Por fim, Brandi se decidiu a chupar o pau do irmão. Com carinho, afeto, Brandi mamava o pau de Christian, com devoção e adoração. O pau de Christian desaparecia na boca gulosa da irmã, cuja saliva embriagante e molhada lhe dava sensações maravilhosas. Os lábios suculentos de Brandi se concentravam e apertavam com ímpeto. E a ponta da pica do irmão dela, com ansiedade e sem freio. Ela chupava a pica do irmão com verdadeiro carinho e total entrega. Enquanto Brandi mamava a pica do irmão, olhava nos olhos dele para se orgulhar da reação que causava. Quando Christian sentiu que ia gozar, avisou a irmã, e Brandi, ansiosa e ninfomaníaca, engoliu a pica inteira esperando receber o néctar. Christian começou a jorrar gozo que se alojava dentro da boca da irmã, que se mantinha firme e segura no propósito de manter a pica do irmão dentro da boca. Brandi sentia, emocionada, o leite jorrando e inundando sua boca, sentia o gosto, sentia a viscosidade, sentia o fluxo grosso. Se sentia maravilhosamente sufocada. A língua dela ficava toda melada de porra abundante, e Brandi parecia não se saciar. Quando Christian terminou de derramar a última gota de gozo na boca da irmã, Brandi abriu a boca e uma grande quantidade de porra escorreu, banhando o queixo e os dois lados da boca. Ainda assim, Brandi quis lamber os lábios para continuar saboreando o gostoso sabor do gozo quente do irmão.

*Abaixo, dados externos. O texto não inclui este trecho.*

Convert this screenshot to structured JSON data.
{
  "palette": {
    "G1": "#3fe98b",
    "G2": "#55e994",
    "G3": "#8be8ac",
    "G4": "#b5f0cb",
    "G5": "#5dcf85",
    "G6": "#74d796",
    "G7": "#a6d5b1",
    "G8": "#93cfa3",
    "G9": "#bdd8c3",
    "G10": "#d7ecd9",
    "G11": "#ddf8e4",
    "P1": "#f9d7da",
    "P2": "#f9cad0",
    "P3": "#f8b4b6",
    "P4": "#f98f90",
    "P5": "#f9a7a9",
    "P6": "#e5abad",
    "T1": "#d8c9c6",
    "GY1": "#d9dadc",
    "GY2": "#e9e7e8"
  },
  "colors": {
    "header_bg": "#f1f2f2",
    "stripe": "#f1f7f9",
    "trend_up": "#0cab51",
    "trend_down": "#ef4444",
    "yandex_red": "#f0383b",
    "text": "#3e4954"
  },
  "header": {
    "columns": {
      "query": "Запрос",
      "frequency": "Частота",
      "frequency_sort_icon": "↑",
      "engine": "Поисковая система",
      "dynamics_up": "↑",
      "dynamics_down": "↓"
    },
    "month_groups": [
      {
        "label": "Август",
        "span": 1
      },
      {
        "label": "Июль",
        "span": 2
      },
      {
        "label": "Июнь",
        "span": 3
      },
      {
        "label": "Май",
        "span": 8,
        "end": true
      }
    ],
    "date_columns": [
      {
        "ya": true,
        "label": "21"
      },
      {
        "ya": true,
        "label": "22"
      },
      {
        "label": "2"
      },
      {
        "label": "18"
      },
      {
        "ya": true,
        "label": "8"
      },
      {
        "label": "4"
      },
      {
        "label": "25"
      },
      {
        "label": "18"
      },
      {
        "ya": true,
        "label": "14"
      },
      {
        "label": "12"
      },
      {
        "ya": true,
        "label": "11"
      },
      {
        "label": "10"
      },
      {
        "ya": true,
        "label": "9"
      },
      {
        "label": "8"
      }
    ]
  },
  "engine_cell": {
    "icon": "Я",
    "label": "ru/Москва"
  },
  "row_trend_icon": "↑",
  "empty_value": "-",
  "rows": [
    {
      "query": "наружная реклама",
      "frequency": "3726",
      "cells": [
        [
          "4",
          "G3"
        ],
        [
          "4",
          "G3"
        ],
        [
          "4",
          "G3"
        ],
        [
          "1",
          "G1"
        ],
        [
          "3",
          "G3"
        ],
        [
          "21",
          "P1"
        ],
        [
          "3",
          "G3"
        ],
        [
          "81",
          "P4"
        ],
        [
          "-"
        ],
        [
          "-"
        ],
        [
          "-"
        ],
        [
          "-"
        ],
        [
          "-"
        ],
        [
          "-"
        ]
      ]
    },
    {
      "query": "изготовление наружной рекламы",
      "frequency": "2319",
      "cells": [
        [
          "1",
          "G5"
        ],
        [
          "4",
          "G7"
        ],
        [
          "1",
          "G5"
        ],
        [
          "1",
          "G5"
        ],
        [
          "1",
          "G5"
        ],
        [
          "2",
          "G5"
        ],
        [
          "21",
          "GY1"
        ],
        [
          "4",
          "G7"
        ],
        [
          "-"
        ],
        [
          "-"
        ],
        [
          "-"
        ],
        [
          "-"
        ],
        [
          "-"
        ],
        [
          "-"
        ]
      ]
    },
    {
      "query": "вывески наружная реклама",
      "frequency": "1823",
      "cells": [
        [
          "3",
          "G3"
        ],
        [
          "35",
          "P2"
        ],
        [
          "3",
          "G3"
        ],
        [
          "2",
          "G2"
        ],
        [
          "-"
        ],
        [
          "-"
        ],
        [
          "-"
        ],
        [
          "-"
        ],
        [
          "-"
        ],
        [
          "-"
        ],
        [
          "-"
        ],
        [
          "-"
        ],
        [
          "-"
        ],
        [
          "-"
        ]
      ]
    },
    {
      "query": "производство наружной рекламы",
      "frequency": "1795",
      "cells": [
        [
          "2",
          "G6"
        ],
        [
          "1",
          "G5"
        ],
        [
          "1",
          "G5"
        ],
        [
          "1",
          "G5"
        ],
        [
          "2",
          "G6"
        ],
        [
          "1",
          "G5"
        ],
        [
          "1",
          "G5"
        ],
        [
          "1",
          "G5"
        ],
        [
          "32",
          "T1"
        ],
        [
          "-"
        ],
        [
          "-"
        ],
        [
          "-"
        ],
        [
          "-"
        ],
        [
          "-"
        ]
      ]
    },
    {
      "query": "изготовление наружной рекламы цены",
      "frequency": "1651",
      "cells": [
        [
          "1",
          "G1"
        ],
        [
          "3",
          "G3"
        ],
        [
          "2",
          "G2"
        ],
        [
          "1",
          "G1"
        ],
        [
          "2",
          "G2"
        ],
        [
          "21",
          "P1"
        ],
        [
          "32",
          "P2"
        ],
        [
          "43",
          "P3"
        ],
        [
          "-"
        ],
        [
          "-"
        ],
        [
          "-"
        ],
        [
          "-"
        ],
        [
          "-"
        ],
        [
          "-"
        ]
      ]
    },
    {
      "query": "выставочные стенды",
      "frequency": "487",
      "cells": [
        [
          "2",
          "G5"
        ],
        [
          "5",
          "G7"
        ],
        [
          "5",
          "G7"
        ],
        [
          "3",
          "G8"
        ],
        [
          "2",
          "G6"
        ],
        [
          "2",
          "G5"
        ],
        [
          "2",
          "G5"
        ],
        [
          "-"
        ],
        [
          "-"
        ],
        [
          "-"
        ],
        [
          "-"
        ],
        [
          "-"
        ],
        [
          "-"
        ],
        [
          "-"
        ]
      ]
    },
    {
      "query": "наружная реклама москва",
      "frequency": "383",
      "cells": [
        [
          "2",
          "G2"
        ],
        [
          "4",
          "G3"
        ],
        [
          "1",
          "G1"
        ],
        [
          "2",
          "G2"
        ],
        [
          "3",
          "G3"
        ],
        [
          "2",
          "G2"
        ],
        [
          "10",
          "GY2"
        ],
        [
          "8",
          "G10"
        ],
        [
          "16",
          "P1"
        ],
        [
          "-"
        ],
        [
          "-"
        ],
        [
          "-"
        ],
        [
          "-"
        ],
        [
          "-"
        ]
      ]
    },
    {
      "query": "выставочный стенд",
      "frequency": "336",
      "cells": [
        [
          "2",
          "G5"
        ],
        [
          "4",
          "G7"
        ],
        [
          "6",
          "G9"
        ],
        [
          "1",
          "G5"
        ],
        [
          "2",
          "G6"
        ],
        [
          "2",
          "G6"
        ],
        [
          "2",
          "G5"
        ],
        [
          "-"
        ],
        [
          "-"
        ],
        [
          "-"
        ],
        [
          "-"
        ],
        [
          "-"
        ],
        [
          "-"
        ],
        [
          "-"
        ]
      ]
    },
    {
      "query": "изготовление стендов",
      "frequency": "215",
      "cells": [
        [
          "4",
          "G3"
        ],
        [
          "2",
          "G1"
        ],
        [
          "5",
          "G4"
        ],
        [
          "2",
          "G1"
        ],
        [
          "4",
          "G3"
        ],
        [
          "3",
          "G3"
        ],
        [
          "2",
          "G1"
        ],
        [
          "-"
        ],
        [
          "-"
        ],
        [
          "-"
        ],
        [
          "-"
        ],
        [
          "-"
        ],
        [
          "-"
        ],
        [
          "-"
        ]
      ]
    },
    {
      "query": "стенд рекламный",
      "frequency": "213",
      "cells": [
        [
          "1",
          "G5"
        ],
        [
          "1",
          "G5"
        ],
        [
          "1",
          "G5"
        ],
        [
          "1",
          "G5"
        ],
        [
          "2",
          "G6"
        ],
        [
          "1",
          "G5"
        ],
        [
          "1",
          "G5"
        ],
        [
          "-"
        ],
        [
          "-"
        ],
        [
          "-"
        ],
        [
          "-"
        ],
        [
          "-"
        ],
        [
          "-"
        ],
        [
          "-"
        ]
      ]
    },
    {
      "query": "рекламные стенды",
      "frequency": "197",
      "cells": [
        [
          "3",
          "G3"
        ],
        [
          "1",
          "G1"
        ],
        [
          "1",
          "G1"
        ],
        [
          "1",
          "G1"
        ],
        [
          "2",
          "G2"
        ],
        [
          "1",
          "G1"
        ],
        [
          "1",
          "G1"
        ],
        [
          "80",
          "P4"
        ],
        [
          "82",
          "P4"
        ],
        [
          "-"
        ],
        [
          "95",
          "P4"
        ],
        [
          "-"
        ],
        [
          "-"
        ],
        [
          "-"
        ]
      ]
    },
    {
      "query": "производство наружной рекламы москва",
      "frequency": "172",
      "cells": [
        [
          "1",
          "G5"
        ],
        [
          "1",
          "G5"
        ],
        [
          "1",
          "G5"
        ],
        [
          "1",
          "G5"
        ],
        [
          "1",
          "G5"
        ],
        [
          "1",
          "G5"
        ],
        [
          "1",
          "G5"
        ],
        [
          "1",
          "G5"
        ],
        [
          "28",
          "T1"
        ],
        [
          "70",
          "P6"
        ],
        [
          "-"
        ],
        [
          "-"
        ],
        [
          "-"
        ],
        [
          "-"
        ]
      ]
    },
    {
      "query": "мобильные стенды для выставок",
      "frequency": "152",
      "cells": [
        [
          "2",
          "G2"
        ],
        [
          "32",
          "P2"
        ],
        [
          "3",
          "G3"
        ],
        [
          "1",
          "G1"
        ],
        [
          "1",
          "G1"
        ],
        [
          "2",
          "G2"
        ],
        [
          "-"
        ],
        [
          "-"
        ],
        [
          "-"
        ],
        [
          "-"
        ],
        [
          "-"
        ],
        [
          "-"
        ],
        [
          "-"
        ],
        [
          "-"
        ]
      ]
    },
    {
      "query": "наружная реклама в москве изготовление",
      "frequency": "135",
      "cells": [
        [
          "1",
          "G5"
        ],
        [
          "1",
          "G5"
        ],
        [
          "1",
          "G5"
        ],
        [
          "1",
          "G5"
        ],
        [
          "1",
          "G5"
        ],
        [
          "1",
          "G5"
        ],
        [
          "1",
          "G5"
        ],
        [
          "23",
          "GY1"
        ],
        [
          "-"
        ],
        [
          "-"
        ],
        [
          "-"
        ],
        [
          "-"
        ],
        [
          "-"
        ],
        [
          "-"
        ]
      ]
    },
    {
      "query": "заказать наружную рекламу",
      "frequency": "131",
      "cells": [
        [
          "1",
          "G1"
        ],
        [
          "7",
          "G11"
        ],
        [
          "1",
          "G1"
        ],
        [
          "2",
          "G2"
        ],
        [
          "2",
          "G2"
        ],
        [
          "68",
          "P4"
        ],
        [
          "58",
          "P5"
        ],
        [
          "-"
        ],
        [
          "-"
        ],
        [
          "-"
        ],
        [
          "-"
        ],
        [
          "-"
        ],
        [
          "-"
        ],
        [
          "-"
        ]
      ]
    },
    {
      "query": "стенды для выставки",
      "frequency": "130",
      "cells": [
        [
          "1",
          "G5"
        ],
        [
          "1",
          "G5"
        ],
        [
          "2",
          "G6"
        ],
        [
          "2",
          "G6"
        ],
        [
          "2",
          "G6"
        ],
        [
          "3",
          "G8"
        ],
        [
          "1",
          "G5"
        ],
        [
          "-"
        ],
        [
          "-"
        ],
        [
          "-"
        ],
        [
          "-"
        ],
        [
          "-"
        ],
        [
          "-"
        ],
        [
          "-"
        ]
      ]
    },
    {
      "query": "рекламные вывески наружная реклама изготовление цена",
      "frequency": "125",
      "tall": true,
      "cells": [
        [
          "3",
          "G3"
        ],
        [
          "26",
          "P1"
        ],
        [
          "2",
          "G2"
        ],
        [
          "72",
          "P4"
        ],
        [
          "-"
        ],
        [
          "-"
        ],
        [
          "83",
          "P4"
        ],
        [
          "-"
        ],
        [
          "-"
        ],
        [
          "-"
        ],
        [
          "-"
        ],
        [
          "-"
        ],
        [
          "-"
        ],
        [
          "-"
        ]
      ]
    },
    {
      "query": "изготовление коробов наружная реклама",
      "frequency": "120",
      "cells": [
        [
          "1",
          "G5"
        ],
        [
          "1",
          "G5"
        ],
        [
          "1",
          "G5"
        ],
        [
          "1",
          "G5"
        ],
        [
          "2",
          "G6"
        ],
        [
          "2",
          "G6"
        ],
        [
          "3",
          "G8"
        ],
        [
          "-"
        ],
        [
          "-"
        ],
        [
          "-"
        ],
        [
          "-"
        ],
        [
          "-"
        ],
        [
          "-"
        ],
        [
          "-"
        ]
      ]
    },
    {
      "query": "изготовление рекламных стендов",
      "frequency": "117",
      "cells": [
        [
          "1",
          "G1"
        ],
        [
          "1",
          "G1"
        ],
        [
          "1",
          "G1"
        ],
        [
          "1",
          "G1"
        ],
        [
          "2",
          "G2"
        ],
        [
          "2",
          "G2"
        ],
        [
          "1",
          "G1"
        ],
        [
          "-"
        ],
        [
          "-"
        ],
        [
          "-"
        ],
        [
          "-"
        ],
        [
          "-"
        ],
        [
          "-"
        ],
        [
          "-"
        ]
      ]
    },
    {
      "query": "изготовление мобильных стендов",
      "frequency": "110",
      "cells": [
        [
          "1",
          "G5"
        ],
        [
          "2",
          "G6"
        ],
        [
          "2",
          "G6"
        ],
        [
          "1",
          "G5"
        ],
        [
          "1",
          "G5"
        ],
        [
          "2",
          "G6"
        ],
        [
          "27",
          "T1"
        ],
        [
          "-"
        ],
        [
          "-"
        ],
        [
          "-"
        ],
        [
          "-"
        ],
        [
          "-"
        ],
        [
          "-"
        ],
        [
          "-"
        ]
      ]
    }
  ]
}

— Ai, irmãozinho, estava com tanta saudade de você gozar na minha boca, sentir seu leite quente inundando minha boca. Adoro tanto quando você goza na minha boca, irmão. Estou tão feliz, sabia? —

— Você é um amor, Brandi. Que irmã mais maravilhosa que eu tenho. —

— Bom, irmãozinho, é melhor a gente dormir. Amanhã a gente continua com nossas brincadeiras inocentes, tá? —

— Boa noite, irmãzinha. Você é uma puta viciada. —

— Ai, é mesmo. Sim, acho que sou um pouco puta. Bom, sou assim. Claro, acho que você adora que eu me comporte desse jeito. —

— E como, irmãzinha. Estou encantado. É um prazer ter uma irmã tão safada como você. —

— Boa noite, Christian. Até amanhã. —

— Até amanhã, Brandi. —

Era a primeira noite deles, e Christian estava encantado. Dormia junto com sua irmãzinha gostosa, completamente pelada, colada nele. Tinha certeza que ia passar uns dias do caralho quando voltasse pra casa dos pais. Pensava em comer a irmã sempre que tivesse chance. Comer a própria irmã já tinha virado um hábito tão comum que, Christian, só pensava em foder a irmã. Achava tão obsceno e imoral foder a própria irmã que Christian sentia uma vontade incontrolável de aumentar o número de vezes que já tinha metido na irmã. Lá pelas quatro da manhã, Christian acordou com vontade de ir ao banheiro. Acendeu a luz de um abajur e ficou admirando o corpo pelado da irmã, que dormia encolhida na cama. A irmã dele era tão linda e tinha um corpo tão espetacular. Quando Christian voltou do banheiro, uma fantasia obscena surgiu na cabeça dele depois de olhar o corpo nu da irmã. Quase sem perceber, Christian começou a bater uma punheta perto do rosto lindo e calmo da irmã. Ficava excitado só de pensar na possibilidade de gozar na irmã enquanto ela dormia. E foi o que aconteceu. Depois de alguns minutos, Christian começou a espirrar porra no rostinho da irmã, que se espalhou pela cara, lábios e nariz dela. Depois, deu um beijo suave na bochecha dela e voltou a deitar.